Fica mais fácil, em assim sendo,
fugir da nossa responsabilidade individual, da moral, do caráter, e nos excluir
da culpa por nossas decisões e atitudes.
Exemplo patente dessa perspectiva vil
e equivocada, mas compreensível e eficaz, é o escândalo do Mensalão, essa nódoa
permanente e intransferível na nossa elite política.

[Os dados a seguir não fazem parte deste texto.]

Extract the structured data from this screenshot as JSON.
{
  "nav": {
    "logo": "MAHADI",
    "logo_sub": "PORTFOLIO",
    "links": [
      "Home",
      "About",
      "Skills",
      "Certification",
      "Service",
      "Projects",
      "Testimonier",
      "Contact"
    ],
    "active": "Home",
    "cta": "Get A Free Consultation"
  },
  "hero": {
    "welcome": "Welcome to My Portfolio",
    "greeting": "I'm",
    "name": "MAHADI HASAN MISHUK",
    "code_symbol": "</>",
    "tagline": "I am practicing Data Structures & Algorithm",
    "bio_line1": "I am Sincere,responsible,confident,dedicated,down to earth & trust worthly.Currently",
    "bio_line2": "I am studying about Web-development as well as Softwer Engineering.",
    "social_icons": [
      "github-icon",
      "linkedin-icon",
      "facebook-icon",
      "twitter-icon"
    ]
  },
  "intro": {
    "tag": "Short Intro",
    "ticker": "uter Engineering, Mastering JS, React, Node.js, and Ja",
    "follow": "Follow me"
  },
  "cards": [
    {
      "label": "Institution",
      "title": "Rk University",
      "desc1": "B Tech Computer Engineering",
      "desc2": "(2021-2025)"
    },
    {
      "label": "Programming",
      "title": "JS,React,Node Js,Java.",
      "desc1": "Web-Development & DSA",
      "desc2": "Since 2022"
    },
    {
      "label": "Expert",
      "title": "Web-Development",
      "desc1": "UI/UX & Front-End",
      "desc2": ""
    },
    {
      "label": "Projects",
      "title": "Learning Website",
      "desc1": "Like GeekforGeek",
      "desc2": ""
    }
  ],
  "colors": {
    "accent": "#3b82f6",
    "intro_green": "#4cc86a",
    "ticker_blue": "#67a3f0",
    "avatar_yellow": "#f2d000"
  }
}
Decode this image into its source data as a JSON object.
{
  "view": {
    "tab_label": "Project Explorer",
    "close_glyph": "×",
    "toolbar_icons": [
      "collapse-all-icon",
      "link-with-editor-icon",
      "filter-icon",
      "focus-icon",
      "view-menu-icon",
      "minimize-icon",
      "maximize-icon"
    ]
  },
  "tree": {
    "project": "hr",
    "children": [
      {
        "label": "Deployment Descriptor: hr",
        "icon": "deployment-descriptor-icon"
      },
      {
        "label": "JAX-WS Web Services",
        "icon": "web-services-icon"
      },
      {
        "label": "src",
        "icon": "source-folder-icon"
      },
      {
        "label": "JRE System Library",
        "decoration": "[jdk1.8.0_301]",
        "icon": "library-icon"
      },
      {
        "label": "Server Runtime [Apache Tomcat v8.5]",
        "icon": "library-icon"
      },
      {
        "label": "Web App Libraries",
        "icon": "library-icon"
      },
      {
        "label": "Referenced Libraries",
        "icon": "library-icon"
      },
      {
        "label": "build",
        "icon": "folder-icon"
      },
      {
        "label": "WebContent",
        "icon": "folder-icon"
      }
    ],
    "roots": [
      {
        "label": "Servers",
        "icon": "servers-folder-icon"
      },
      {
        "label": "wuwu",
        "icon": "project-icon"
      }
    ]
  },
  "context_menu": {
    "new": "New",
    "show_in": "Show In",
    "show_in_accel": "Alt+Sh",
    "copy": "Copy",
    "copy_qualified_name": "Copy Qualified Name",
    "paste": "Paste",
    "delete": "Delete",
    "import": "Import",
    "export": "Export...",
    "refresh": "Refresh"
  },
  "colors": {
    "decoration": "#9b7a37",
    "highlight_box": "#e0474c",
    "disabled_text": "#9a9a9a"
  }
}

Ao invés do mea culpa, mea maxima
culpa ao qual temos direito nós outros, os cidadãos inocentes deste País de
bandalheiras ao qual sustentamos passivamente ao longo dos anos, bem como à
escumalha dirigente e sua soturna vocação para a ladroagem, lemos e escutamos
cretinices tais quais as que pretendem imputar a responsabilidade pelos
malfeitos acontecidos ao sistema eleitoral e de financiamento de campanhas
eleitorais.
Querem nos fazer crer que quando o
irmão de Zé Genoíno foi flagrado escondendo dinheiro enlameado na cueca, em um
dos mais grotescos episódios recentes da crônica da corrupção tupiniquim, assim
agia porque o sistema não presta.
Faz parte da própria lógica do
aparato intelectual que sustenta uma teoria como essa, a de que o meio cria o
Homem - o determinismo social -, a falta de capacidade técnica para compreender
aquilo que está em jogo em termos científicos, embora não lhe falte meios que a
protejam da luz crua da verdade.
Os defensores de teorias como essas
pululam nas redes sociais.
Mas Darwin está aí, basta lê-lo.
Aliás, como a grande, a imensa
maioria dos nossos cientistas sociais é herdeira de uma tradição marxista que
eles não compreendem em seus fundamentos por lhes faltar preparo e leitura, ou
então são devedores de um funcionalismo anêmico de tradição norte-americana
para o qual a realidade social é um carro que funciona sem a estrada e quem as
produz (caricatura do positivismo), estão atrasados gerações em relação ao que
se discute, em termos científicos, nos centros de pesquisa das grandes
universidades do mundo.
Não compreendem, mas usam.
É mais fácil botar a culpa no
Sistema. Como se fosse responsabilidade apenas do meio o fato de sermos como
somos, nivelando todos por baixo, inclusive aqueles que, ao longo da história,
tornaram-se as nossas referências quando, em alguns momentos, fizeram avançar o
processo civilizatório.
Mas que se há de fazer?
Talvez responder à Baronesa Thatcher: "não, você se enganou, a ganância
não é um bem; o altruísmo, sim, é um bem".